Arafat introduced Nakba Day “specifically as a rejection of Jewish independence in their ancestral land. Its timing marks a continued rejection of the Jewish right to independence and self-rule that the Palestinians desire for themselves,” May wrote. “The Palestinians placed their holiday around the Israeli ones, not the other way around.”

“A basic knowledge of the history of the Israeli-Palestinian conflict or the thought process of Israelis would have prevented a tweet assuming that everything Israel does is a callous attempt to erase Palestinians rather than an internal decision based on collective memory,” he added. “But JVP and their ilk see Israel as an irredeemable evil in a binary world composed of victims and oppressors.” Everything they do stems from this basic perception.”
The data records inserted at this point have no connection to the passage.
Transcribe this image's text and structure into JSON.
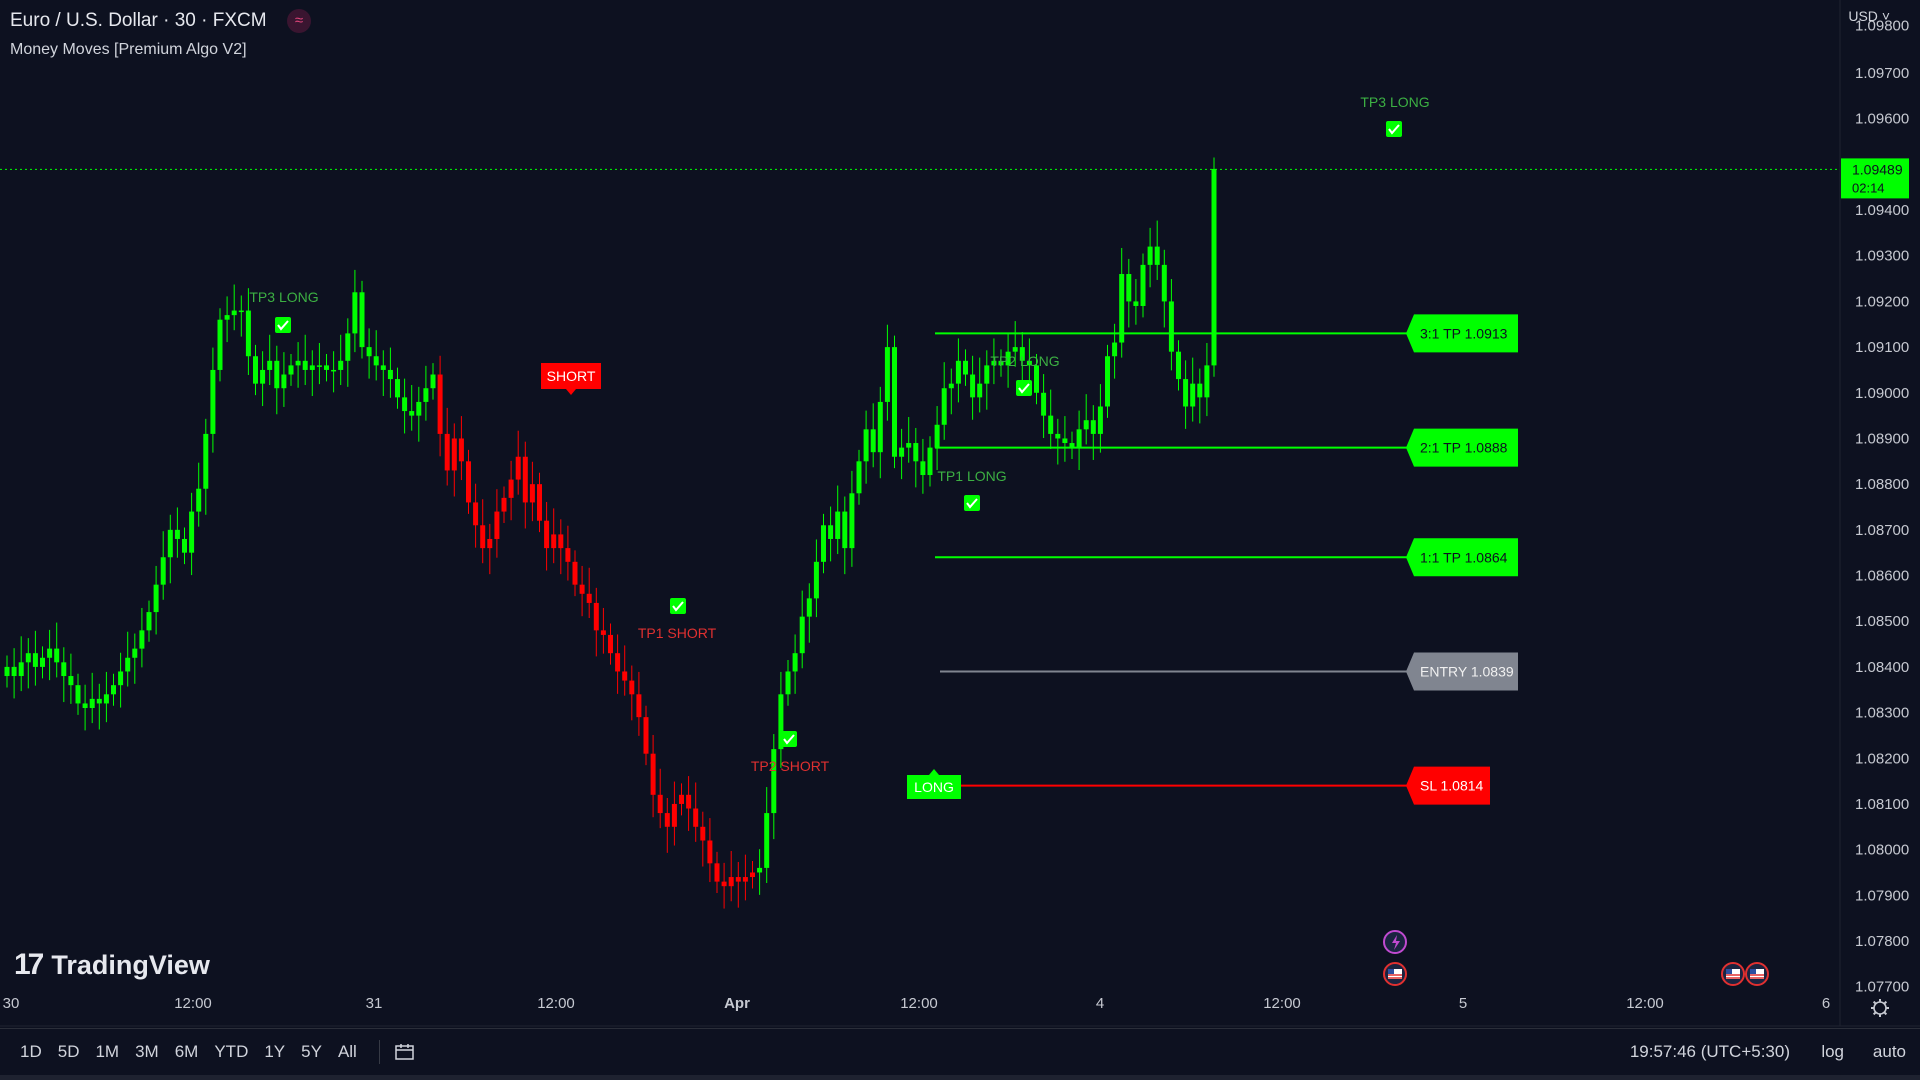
{
  "header": {
    "title": "Euro / U.S. Dollar · 30 · FXCM",
    "indicator": "Money Moves [Premium Algo V2]",
    "currency": "USD"
  },
  "brand": {
    "logo_text": "TradingView"
  },
  "colors": {
    "up": "#00ff00",
    "down": "#ff0000",
    "entry": "#808590",
    "background": "#0d1120"
  },
  "timeframes": [
    "1D",
    "5D",
    "1M",
    "3M",
    "6M",
    "YTD",
    "1Y",
    "5Y",
    "All"
  ],
  "status": {
    "clock": "19:57:46 (UTC+5:30)",
    "log": "log",
    "auto": "auto"
  },
  "chart_data": {
    "type": "candlestick",
    "y_axis": {
      "min": 1.077,
      "max": 1.098,
      "ticks": [
        "1.07700",
        "1.07800",
        "1.07900",
        "1.08000",
        "1.08100",
        "1.08200",
        "1.08300",
        "1.08400",
        "1.08500",
        "1.08600",
        "1.08700",
        "1.08800",
        "1.08900",
        "1.09000",
        "1.09100",
        "1.09200",
        "1.09300",
        "1.09400",
        "1.09600",
        "1.09700"
      ]
    },
    "x_axis": {
      "labels": [
        "30",
        "12:00",
        "31",
        "12:00",
        "Apr",
        "12:00",
        "4",
        "12:00",
        "5",
        "12:00",
        "6"
      ]
    },
    "last_price": {
      "value": "1.09489",
      "countdown": "02:14"
    },
    "levels": [
      {
        "label": "3:1 TP 1.0913",
        "price": 1.0913,
        "color": "#00ff00"
      },
      {
        "label": "2:1 TP 1.0888",
        "price": 1.0888,
        "color": "#00ff00"
      },
      {
        "label": "1:1 TP 1.0864",
        "price": 1.0864,
        "color": "#00ff00"
      },
      {
        "label": "ENTRY 1.0839",
        "price": 1.0839,
        "color": "#808590"
      },
      {
        "label": "SL 1.0814",
        "price": 1.0814,
        "color": "#ff0000"
      }
    ],
    "signals": [
      {
        "label": "TP3 LONG",
        "kind": "tp-long"
      },
      {
        "label": "SHORT",
        "kind": "short-box"
      },
      {
        "label": "TP1 SHORT",
        "kind": "tp-short"
      },
      {
        "label": "TP2 SHORT",
        "kind": "tp-short"
      },
      {
        "label": "LONG",
        "kind": "long-box"
      },
      {
        "label": "TP1 LONG",
        "kind": "tp-long"
      },
      {
        "label": "TP2 LONG",
        "kind": "tp-long"
      },
      {
        "label": "TP3 LONG",
        "kind": "tp-long"
      }
    ],
    "closes": [
      1.084,
      1.0838,
      1.0841,
      1.0843,
      1.084,
      1.0842,
      1.0844,
      1.0841,
      1.0838,
      1.0836,
      1.0832,
      1.0831,
      1.0833,
      1.0832,
      1.0834,
      1.0836,
      1.0839,
      1.0842,
      1.0844,
      1.0848,
      1.0852,
      1.0858,
      1.0864,
      1.087,
      1.0868,
      1.0865,
      1.0874,
      1.0879,
      1.0891,
      1.0905,
      1.0916,
      1.0917,
      1.0918,
      1.0918,
      1.0908,
      1.0902,
      1.0905,
      1.0907,
      1.0901,
      1.0904,
      1.0906,
      1.0907,
      1.0905,
      1.0906,
      1.0906,
      1.0905,
      1.0905,
      1.0907,
      1.0913,
      1.0922,
      1.091,
      1.0908,
      1.0906,
      1.0905,
      1.0903,
      1.0899,
      1.0896,
      1.0895,
      1.0898,
      1.0901,
      1.0904,
      1.0891,
      1.0883,
      1.089,
      1.0885,
      1.0876,
      1.0871,
      1.0866,
      1.0868,
      1.0874,
      1.0877,
      1.0881,
      1.0886,
      1.0876,
      1.088,
      1.0872,
      1.0866,
      1.0869,
      1.0866,
      1.0863,
      1.0858,
      1.0856,
      1.0854,
      1.0848,
      1.0847,
      1.0843,
      1.0839,
      1.0837,
      1.0834,
      1.0829,
      1.0821,
      1.0812,
      1.0808,
      1.0805,
      1.081,
      1.0812,
      1.0809,
      1.0805,
      1.0802,
      1.0797,
      1.0793,
      1.0792,
      1.0794,
      1.0793,
      1.0794,
      1.0795,
      1.0796,
      1.0808,
      1.0822,
      1.0834,
      1.0839,
      1.0843,
      1.0851,
      1.0855,
      1.0863,
      1.0871,
      1.0868,
      1.0874,
      1.0866,
      1.0878,
      1.0885,
      1.0892,
      1.0887,
      1.0898,
      1.091,
      1.0886,
      1.0888,
      1.0889,
      1.0885,
      1.0882,
      1.0888,
      1.0893,
      1.0901,
      1.0902,
      1.0907,
      1.0904,
      1.0899,
      1.0902,
      1.0906,
      1.0907,
      1.0906,
      1.0909,
      1.091,
      1.0907,
      1.0906,
      1.09,
      1.0895,
      1.0891,
      1.089,
      1.0889,
      1.0888,
      1.0892,
      1.0894,
      1.0891,
      1.0897,
      1.0908,
      1.0911,
      1.0926,
      1.092,
      1.0919,
      1.0928,
      1.0932,
      1.0928,
      1.092,
      1.0909,
      1.0903,
      1.0897,
      1.0902,
      1.0899,
      1.0906,
      1.0949
    ]
  }
}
Others noted that Jewish holidays are scheduled on the Hebrew calendar, rather than the Gregorian one, upon which Nakba Day falls on May 15.

“Tell me you’re not actually Jewish at all without telling me you’re not actually Jewish at all,” wrote David Hazony, a writer and director and Steinhardt senior fellow of the Z3 Institute for Jewish Priorities.
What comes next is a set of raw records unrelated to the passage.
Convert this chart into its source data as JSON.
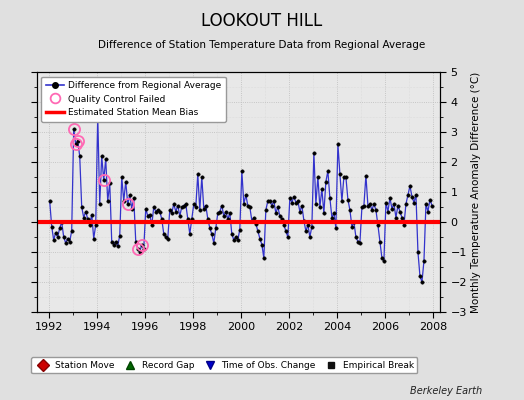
{
  "title": "LOOKOUT HILL",
  "subtitle": "Difference of Station Temperature Data from Regional Average",
  "ylabel": "Monthly Temperature Anomaly Difference (°C)",
  "xlim": [
    1991.5,
    2008.3
  ],
  "ylim": [
    -3,
    5
  ],
  "yticks": [
    -3,
    -2,
    -1,
    0,
    1,
    2,
    3,
    4,
    5
  ],
  "xticks": [
    1992,
    1994,
    1996,
    1998,
    2000,
    2002,
    2004,
    2006,
    2008
  ],
  "bias_value": 0.0,
  "background_color": "#e0e0e0",
  "plot_bg_color": "#e8e8e8",
  "line_color": "#3333cc",
  "bias_color": "#ff0000",
  "marker_color": "#000000",
  "qc_color": "#ff69b4",
  "watermark": "Berkeley Earth",
  "time_series": [
    1992.042,
    1992.125,
    1992.208,
    1992.292,
    1992.375,
    1992.458,
    1992.542,
    1992.625,
    1992.708,
    1992.792,
    1992.875,
    1992.958,
    1993.042,
    1993.125,
    1993.208,
    1993.292,
    1993.375,
    1993.458,
    1993.542,
    1993.625,
    1993.708,
    1993.792,
    1993.875,
    1993.958,
    1994.042,
    1994.125,
    1994.208,
    1994.292,
    1994.375,
    1994.458,
    1994.542,
    1994.625,
    1994.708,
    1994.792,
    1994.875,
    1994.958,
    1995.042,
    1995.125,
    1995.208,
    1995.292,
    1995.375,
    1995.458,
    1995.542,
    1995.625,
    1995.708,
    1995.792,
    1995.875,
    1995.958,
    1996.042,
    1996.125,
    1996.208,
    1996.292,
    1996.375,
    1996.458,
    1996.542,
    1996.625,
    1996.708,
    1996.792,
    1996.875,
    1996.958,
    1997.042,
    1997.125,
    1997.208,
    1997.292,
    1997.375,
    1997.458,
    1997.542,
    1997.625,
    1997.708,
    1997.792,
    1997.875,
    1997.958,
    1998.042,
    1998.125,
    1998.208,
    1998.292,
    1998.375,
    1998.458,
    1998.542,
    1998.625,
    1998.708,
    1998.792,
    1998.875,
    1998.958,
    1999.042,
    1999.125,
    1999.208,
    1999.292,
    1999.375,
    1999.458,
    1999.542,
    1999.625,
    1999.708,
    1999.792,
    1999.875,
    1999.958,
    2000.042,
    2000.125,
    2000.208,
    2000.292,
    2000.375,
    2000.458,
    2000.542,
    2000.625,
    2000.708,
    2000.792,
    2000.875,
    2000.958,
    2001.042,
    2001.125,
    2001.208,
    2001.292,
    2001.375,
    2001.458,
    2001.542,
    2001.625,
    2001.708,
    2001.792,
    2001.875,
    2001.958,
    2002.042,
    2002.125,
    2002.208,
    2002.292,
    2002.375,
    2002.458,
    2002.542,
    2002.625,
    2002.708,
    2002.792,
    2002.875,
    2002.958,
    2003.042,
    2003.125,
    2003.208,
    2003.292,
    2003.375,
    2003.458,
    2003.542,
    2003.625,
    2003.708,
    2003.792,
    2003.875,
    2003.958,
    2004.042,
    2004.125,
    2004.208,
    2004.292,
    2004.375,
    2004.458,
    2004.542,
    2004.625,
    2004.708,
    2004.792,
    2004.875,
    2004.958,
    2005.042,
    2005.125,
    2005.208,
    2005.292,
    2005.375,
    2005.458,
    2005.542,
    2005.625,
    2005.708,
    2005.792,
    2005.875,
    2005.958,
    2006.042,
    2006.125,
    2006.208,
    2006.292,
    2006.375,
    2006.458,
    2006.542,
    2006.625,
    2006.708,
    2006.792,
    2006.875,
    2006.958,
    2007.042,
    2007.125,
    2007.208,
    2007.292,
    2007.375,
    2007.458,
    2007.542,
    2007.625,
    2007.708,
    2007.792,
    2007.875,
    2007.958
  ],
  "values": [
    0.7,
    -0.15,
    -0.6,
    -0.35,
    -0.5,
    -0.2,
    0.0,
    -0.5,
    -0.7,
    -0.55,
    -0.65,
    -0.3,
    3.1,
    2.6,
    2.7,
    2.2,
    0.5,
    0.15,
    0.35,
    0.1,
    -0.1,
    0.25,
    -0.55,
    -0.1,
    3.55,
    0.6,
    2.2,
    1.4,
    2.1,
    0.7,
    1.3,
    -0.65,
    -0.75,
    -0.65,
    -0.8,
    -0.45,
    1.5,
    0.7,
    1.35,
    0.6,
    0.9,
    0.45,
    0.8,
    -0.65,
    -0.9,
    -1.0,
    -0.75,
    -0.9,
    0.45,
    0.2,
    0.25,
    -0.1,
    0.5,
    0.35,
    0.4,
    0.35,
    0.1,
    -0.4,
    -0.5,
    -0.55,
    0.4,
    0.3,
    0.6,
    0.35,
    0.55,
    0.2,
    0.5,
    0.55,
    0.6,
    0.1,
    -0.4,
    0.1,
    0.6,
    0.5,
    1.6,
    0.4,
    1.5,
    0.45,
    0.55,
    0.1,
    -0.2,
    -0.4,
    -0.7,
    -0.2,
    0.3,
    0.35,
    0.55,
    0.2,
    0.35,
    0.1,
    0.3,
    -0.4,
    -0.6,
    -0.5,
    -0.6,
    -0.25,
    1.7,
    0.6,
    0.9,
    0.55,
    0.5,
    0.05,
    0.15,
    -0.05,
    -0.3,
    -0.55,
    -0.75,
    -1.2,
    0.4,
    0.7,
    0.7,
    0.55,
    0.7,
    0.3,
    0.5,
    0.2,
    0.1,
    -0.1,
    -0.3,
    -0.5,
    0.8,
    0.65,
    0.85,
    0.65,
    0.7,
    0.35,
    0.55,
    0.05,
    -0.3,
    -0.1,
    -0.5,
    -0.15,
    2.3,
    0.6,
    1.5,
    0.5,
    1.1,
    0.3,
    1.35,
    1.7,
    0.8,
    0.15,
    0.3,
    -0.2,
    2.6,
    1.6,
    0.7,
    1.5,
    1.5,
    0.75,
    0.4,
    -0.15,
    0.0,
    -0.5,
    -0.65,
    -0.7,
    0.5,
    0.55,
    1.55,
    0.55,
    0.6,
    0.4,
    0.6,
    0.4,
    -0.1,
    -0.65,
    -1.2,
    -1.3,
    0.65,
    0.35,
    0.8,
    0.45,
    0.6,
    0.15,
    0.55,
    0.35,
    0.15,
    -0.1,
    0.6,
    0.9,
    1.2,
    0.85,
    0.65,
    0.9,
    -1.0,
    -1.8,
    -2.0,
    -1.3,
    0.6,
    0.35,
    0.75,
    0.55
  ],
  "qc_failed_times": [
    1993.042,
    1993.125,
    1993.208,
    1994.042,
    1994.292,
    1995.292,
    1995.708,
    1995.875
  ],
  "qc_failed_values": [
    3.1,
    2.6,
    2.7,
    3.55,
    1.4,
    0.6,
    -0.9,
    -0.75
  ]
}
“The Nakba Day was invented in 1998 to obscure Yom Ha’atzmaut. (Why is it May 15 and not in the Muslim calendar like Ramadan?) I remember when they started,” he wrote. “Before that they had Land Day, which is at the end of March. Yom Ha’atzmaut is 5 Iyar on the Hebrew calendar. But JVP has never heard of the Hebrew calendar apparently.”

“Also Chanukah was invented to obscure Christmas, and Passover was invented to obscure Easter,” he mocked.

“Tell me that you know nothing about how the Jewish lunar calendar works without telling me that you know nothing about the Jewish lunar calendar (or even anything related to Judaism, for that matter),” wrote Joel Petlin, superintendent of the Kiryas Joel School District in New York.

“Please just take the J out of JVP already and stop the masquerade,” Petlin added.

“‘Jewish’ Voice for Peace not understanding how the Hebrew calendar works shouldn’t be surprising after all this time, and yet,” wrote Josh Kaplan, head of digital at The Jewish Chronicle in London.

Nadav Pollak, a Reichman University lecturer and former Anti-Defamation League research fellow, wrote that “there is nothing Jewish about this disgraceful organization.”

“They mock our sacrifice, belittle our suffering and invent conspiracy theories to achieve their objectives,” he added, of JVP. “If you’re a part of this organization never call yourself Jewish.”

Jewish Voice for Peace “is a radical anti-Israel activist group that advocates for a complete economic, cultural and academic boycott of the state of Israel,” according to the ADL.

“JVP rejects the view that the Israeli-Palestinian conflict is a tragic dispute over land which has been perpetuated by a cycle of violence, fear and distrust on both sides, in favor of the belief that Israeli policies and actions are motivated by deeply rooted Jewish racial chauvinism and religious supremacism,” the nonprofit added.